JDO provides a standard infrastructure that:
1. Is a standard, and
2. Is widely implemented by vendors competing on Quality of Service, and
3. Enables applications to be independent of data store paradigm (relational DB, object DB, etc.), and
4. Still lets you use SQL if you wish (the Query interface lets you specify a query language other than JDOQL), and
5. Provides "Transparent Persistence" - for more info read my book "Java Data Objects" in paperback or PDF, or email me, and
6. Deploys in a client-server, web, or enterprise context, with all the scalability characteristics you'd expect (particularly on the web/enterprise tier), and
7. Is really cool (I put that one in for fun too!).
No-one said you must use JDO...but I suggest that those who employ JDO wisely will have strategic advantage in software development over competitors who do not, which could be cruicial in the current IT marketplace.

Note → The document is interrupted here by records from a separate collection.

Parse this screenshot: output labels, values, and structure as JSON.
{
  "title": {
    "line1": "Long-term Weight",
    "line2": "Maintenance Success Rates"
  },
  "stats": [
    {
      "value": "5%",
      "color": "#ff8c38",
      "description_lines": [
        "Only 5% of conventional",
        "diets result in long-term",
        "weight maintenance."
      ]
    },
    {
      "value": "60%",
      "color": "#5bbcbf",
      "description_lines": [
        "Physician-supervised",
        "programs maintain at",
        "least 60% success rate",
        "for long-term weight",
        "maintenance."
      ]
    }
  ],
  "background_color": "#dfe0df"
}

And if you do choose the JDO standard, remember to exclude so-called "Castor JDO" from your evalautions! Ok, I think we've rammed that one home now ;-)
Kind regards, Robin.
Robin M. Roos
www.OgilviePartners.com -
"Castor JDO": Simply False Advertising
2004-03-16 18:04:27 tksrajan [View]
Hi,
The problem that I have faced when using third party frameworks (JD, ORM, others) are
1. Bt their very nature, they tend to include code that I might never have any use for, but which can contain bugs. So I have to be often clever enough to bypas the bug(s) , but yet extract the required functionality
2. Very little documentation when they are open source.Whatever documenation there is, normally talks about only what works and very often you would want to know about what does not work.Here is a case in point.

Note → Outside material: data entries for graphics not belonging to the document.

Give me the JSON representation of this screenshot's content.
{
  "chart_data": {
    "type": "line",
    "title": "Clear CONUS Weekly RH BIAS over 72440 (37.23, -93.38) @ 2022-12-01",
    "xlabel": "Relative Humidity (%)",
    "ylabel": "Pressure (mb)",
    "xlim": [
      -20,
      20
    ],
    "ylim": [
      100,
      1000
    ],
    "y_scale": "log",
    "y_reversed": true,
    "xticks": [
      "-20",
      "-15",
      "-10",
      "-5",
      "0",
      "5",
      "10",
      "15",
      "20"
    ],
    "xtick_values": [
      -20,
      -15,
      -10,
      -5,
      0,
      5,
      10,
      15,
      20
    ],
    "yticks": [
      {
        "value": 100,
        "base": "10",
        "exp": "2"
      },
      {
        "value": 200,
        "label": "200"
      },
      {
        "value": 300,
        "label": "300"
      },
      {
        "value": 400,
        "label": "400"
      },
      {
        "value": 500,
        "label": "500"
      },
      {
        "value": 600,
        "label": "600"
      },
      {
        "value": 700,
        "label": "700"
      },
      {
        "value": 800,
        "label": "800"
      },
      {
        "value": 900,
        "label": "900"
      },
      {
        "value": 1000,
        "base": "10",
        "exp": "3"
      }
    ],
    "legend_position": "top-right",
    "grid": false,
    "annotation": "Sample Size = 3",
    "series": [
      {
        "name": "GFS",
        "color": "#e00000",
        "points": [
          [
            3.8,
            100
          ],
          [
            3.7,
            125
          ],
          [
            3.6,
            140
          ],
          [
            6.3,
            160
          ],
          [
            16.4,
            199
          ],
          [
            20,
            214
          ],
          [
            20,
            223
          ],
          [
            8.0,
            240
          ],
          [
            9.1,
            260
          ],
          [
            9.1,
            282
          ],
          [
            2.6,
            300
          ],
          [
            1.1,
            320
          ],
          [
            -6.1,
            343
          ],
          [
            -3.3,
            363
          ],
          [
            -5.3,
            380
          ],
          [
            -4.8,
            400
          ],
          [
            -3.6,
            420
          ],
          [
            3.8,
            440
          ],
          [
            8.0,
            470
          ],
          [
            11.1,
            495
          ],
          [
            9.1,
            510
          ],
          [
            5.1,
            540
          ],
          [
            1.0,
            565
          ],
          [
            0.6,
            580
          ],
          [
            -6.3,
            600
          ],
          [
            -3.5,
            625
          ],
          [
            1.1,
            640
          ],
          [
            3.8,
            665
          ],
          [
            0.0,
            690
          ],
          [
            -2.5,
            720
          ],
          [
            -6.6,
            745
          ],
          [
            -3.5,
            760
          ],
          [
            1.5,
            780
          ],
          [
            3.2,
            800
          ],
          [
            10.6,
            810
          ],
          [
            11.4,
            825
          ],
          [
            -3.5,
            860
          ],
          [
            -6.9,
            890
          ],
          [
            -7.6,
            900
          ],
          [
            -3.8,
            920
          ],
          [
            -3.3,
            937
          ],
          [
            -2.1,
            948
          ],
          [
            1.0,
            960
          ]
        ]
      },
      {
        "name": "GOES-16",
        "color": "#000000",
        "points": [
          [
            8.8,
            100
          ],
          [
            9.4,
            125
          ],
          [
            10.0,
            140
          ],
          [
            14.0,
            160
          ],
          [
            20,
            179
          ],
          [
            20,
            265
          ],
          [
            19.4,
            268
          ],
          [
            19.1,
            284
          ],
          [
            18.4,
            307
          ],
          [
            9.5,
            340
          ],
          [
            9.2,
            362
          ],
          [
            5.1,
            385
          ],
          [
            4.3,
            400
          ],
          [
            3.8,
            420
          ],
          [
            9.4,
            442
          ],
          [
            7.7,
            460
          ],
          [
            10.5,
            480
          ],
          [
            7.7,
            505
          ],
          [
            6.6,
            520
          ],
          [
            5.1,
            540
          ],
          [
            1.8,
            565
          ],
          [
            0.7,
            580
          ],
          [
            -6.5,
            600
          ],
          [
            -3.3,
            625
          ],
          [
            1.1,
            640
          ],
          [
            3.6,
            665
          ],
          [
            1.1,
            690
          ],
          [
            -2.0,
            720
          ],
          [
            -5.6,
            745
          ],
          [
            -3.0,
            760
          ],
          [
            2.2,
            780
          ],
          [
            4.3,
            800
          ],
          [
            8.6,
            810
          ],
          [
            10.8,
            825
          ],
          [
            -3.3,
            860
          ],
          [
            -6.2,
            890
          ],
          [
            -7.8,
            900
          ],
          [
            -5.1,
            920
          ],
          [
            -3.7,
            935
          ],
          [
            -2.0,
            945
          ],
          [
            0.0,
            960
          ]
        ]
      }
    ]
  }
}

If you hav used JBOSS MQ series(I am refering to the one bundled with JBOSS 3.0.8) , there is a strange problem. A QueueListener that you have registered receives messages whenever some code posts a message to the Queue.This is normal behaviour. However,if JMS server node restarts for whatever reason, the connection factory and connections are stale and so we obtain fresh connection after closing the old listener.We are still able to receive messages on the new connection.
However there is a clock daemon that runs(don't know where, possibly inside the listener?) which checks for the validty of the connection and throws some spyJmsException every one minute with a message that the ping task failed etc.This is fine when JBOSS is down.But this stacktrace is printed even when normalcy is restored.
You might ask, so what is the big deal? It works , does it not? Yes, but if my UAT is dependent on my showing a clean log to the client after a 12 hour load test, I need to hack the log4J file so that the messages emitted by the [Connection Monitor Thread] of JBOSS are not logged at all
Even the $10 documentaion of JBOSS does not contain any reference to this
So I will state my point slightly differently
1. If you have the money, go for an implemenation or framework that you know will be supported or that (even open source) where you have extensive experience
2. If you don't have the money, build one yourself. Simple , initially just concentrating on your immediate needs and slowly developing this to a full fledged framework
Cheers
Sundar



If you think that building an ORM yourself is easy, then you probably don't understand all the things which a JDO implementation can do for you:
- transparency, due to persistence by reachability you don't need to explicitly make instances persistent.
- support for inheritence.
- management of relationships between instances, again transparently.
- caching.
I too have written a simple ORM, but I now use JDO extensively, and find that it saves a lot of effort.